Um die mit einer schlechten Durchblutung verbundenen Symptome zu lindern, wird empfohlen, sich gesunde Gewohnheiten anzueignen, z. B. 2 Liter Wasser pro Tag zu trinken, sich reich an durchblutungsfördernden Lebensmitteln wie Knoblauch zu ernähren, sich regelmäßig körperlich zu betätigen und bei Bedarf Medikamente einzunehmen, je nach ärztlichem Rat.
Die Behandlung beginnt mit einer Umstellung der Ernährung und Bewegung. Wenn diese Richtlinien drei Monate lang befolgt werden und keine Ergebnisse erzielt werden, muss ein Kardiologe konsultiert werden, da eine schlechte Durchblutung durch ein Problem mit hohem Blutdruck oder Nierenversagen verursacht werden kann.
Darüber hinaus kann eine schlechte Durchblutung zu einer oberflächlichen Thrombophlebitis oder einer tiefen Venenthrombose führen, was schwerwiegendere Situationen darstellt und eine medikamentöse Behandlung erfordert.
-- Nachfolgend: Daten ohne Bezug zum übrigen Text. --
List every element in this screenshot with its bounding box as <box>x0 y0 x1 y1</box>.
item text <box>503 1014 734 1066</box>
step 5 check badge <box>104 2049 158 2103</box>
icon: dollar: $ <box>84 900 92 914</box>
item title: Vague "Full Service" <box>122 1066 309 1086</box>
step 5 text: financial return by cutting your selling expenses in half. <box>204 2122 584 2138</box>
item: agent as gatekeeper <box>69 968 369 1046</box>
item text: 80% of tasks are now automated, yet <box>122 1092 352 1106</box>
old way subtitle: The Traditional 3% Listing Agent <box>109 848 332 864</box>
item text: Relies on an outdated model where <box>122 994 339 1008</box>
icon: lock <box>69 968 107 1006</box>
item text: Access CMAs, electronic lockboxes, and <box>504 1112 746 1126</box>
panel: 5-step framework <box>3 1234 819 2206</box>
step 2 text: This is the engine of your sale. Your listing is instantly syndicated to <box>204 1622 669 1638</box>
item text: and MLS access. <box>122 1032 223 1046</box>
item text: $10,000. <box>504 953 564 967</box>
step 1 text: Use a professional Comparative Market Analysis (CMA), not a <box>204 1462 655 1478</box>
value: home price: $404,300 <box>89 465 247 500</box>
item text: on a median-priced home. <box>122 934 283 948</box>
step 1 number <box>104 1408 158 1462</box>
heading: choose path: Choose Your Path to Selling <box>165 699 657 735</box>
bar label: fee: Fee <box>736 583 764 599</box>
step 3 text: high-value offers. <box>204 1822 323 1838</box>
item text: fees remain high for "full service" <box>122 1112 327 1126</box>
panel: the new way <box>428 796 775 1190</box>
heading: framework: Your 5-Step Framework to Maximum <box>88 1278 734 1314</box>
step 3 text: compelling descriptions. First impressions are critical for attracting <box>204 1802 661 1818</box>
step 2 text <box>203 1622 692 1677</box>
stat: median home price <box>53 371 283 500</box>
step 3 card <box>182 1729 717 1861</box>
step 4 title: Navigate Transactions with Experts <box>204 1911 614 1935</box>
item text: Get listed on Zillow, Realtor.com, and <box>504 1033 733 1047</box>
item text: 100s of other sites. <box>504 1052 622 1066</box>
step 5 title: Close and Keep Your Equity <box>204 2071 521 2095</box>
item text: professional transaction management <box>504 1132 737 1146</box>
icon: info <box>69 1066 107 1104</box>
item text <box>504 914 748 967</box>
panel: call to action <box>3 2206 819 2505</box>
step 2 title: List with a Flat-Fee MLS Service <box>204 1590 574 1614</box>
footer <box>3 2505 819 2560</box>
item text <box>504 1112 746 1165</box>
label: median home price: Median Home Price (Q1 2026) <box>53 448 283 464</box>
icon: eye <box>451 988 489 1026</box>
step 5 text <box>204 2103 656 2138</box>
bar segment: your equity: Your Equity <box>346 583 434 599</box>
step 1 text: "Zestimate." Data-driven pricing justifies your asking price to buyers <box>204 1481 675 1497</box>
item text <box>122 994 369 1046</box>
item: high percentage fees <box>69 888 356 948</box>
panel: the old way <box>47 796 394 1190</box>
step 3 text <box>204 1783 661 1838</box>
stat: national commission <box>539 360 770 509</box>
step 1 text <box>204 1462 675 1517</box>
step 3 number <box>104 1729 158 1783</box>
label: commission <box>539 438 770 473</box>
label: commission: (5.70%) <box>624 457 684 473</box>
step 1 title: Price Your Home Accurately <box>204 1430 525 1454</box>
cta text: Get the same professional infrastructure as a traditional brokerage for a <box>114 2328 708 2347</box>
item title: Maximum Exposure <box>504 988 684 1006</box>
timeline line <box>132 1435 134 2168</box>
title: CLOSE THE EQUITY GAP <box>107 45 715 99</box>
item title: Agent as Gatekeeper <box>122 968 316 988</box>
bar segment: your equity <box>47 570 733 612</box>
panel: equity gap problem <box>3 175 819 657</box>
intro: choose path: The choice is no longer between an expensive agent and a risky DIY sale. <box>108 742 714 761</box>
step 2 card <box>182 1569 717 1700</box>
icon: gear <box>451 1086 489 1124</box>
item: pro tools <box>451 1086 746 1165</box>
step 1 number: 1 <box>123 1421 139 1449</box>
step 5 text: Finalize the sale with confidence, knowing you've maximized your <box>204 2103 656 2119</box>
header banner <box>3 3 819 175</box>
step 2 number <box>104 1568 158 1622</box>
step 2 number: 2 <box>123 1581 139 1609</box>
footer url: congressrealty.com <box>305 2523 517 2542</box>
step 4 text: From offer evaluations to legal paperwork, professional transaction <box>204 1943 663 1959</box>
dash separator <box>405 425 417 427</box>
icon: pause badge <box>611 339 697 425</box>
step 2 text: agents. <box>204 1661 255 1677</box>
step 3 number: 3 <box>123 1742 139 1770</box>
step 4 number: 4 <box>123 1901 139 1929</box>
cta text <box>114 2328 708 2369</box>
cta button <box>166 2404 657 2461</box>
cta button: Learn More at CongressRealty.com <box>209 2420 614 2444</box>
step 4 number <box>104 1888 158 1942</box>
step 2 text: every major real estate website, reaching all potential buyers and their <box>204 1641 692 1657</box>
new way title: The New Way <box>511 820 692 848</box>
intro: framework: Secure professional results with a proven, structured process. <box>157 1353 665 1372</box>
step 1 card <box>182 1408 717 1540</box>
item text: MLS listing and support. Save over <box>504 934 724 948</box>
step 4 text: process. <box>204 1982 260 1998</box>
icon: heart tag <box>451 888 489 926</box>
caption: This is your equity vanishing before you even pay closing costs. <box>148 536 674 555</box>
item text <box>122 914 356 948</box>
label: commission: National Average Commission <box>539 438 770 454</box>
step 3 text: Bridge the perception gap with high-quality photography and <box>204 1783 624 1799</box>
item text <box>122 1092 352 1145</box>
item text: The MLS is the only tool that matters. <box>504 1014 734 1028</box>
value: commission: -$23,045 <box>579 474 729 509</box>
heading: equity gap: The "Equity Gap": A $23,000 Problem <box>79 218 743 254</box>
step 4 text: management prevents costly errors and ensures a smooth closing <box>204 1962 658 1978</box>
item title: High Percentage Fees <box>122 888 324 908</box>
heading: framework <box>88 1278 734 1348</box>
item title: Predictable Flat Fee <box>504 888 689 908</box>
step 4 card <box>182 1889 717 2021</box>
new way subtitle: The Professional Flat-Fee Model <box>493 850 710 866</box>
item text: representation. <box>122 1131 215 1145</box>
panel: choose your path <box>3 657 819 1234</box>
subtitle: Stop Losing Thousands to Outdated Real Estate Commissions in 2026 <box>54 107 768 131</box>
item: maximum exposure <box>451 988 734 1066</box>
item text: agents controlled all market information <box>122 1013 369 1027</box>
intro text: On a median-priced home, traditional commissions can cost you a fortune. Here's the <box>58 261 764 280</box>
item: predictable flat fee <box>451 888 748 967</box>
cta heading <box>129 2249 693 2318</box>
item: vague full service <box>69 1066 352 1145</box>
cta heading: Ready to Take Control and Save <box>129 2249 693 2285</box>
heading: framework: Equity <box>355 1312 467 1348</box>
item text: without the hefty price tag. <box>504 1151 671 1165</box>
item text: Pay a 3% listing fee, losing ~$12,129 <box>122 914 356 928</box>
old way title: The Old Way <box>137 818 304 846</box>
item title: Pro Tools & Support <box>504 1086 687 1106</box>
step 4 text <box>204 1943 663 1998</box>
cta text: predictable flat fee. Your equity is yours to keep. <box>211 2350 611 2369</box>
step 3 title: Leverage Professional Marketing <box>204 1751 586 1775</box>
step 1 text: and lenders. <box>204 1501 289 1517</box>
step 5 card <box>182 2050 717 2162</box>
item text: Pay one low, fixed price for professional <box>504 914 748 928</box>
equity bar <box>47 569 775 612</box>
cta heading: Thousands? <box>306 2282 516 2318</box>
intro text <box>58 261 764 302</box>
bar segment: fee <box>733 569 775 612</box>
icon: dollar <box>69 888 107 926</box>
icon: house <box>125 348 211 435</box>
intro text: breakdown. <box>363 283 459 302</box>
1. Wie die Ernährung aussehen sollte
Um durchblutungsbedingte Symptome zu lindern und zu vermeiden, ist eine ausreichende und ausgewogene Ernährung wichtig, da einige Lebensmittel die Durchblutung anregen und antioxidative Eigenschaften haben, die beispielsweise Schwellungen an Händen und Beinen reduzieren. Daher wird empfohlen:
- Verbrauchen Sie Ballaststoffe;
- Erhöhen Sie den Verzehr von Obst und Gemüse;
- Essen Sie Lebensmittel, die reich an Omega-3-Fettsäuren sind, wie Lachs, Sardinen und Thunfisch.
- Verbrauchen Sie antioxidative Lebensmittel wie Mandeln und Paranüsse;
- Essen Sie kaliumreiche Lebensmittel wie Avocado und Joghurt.
Wichtig ist, dass der Salzkonsum möglichst vermieden bzw. reduziert wird, um zu verhindern, dass wieder zu viel Wasser in die Zellen gelangt, und um den Konsum alkoholischer Getränke zu vermeiden. Darüber hinaus ist es wichtig, täglich etwa 1,5 bis 2 Liter Wasser zu trinken und regelmäßig körperliche Aktivitäten wie Gehen, Laufen und Schwimmen auszuüben. Erfahren Sie mehr über Ernährung bei schlechter Durchblutung.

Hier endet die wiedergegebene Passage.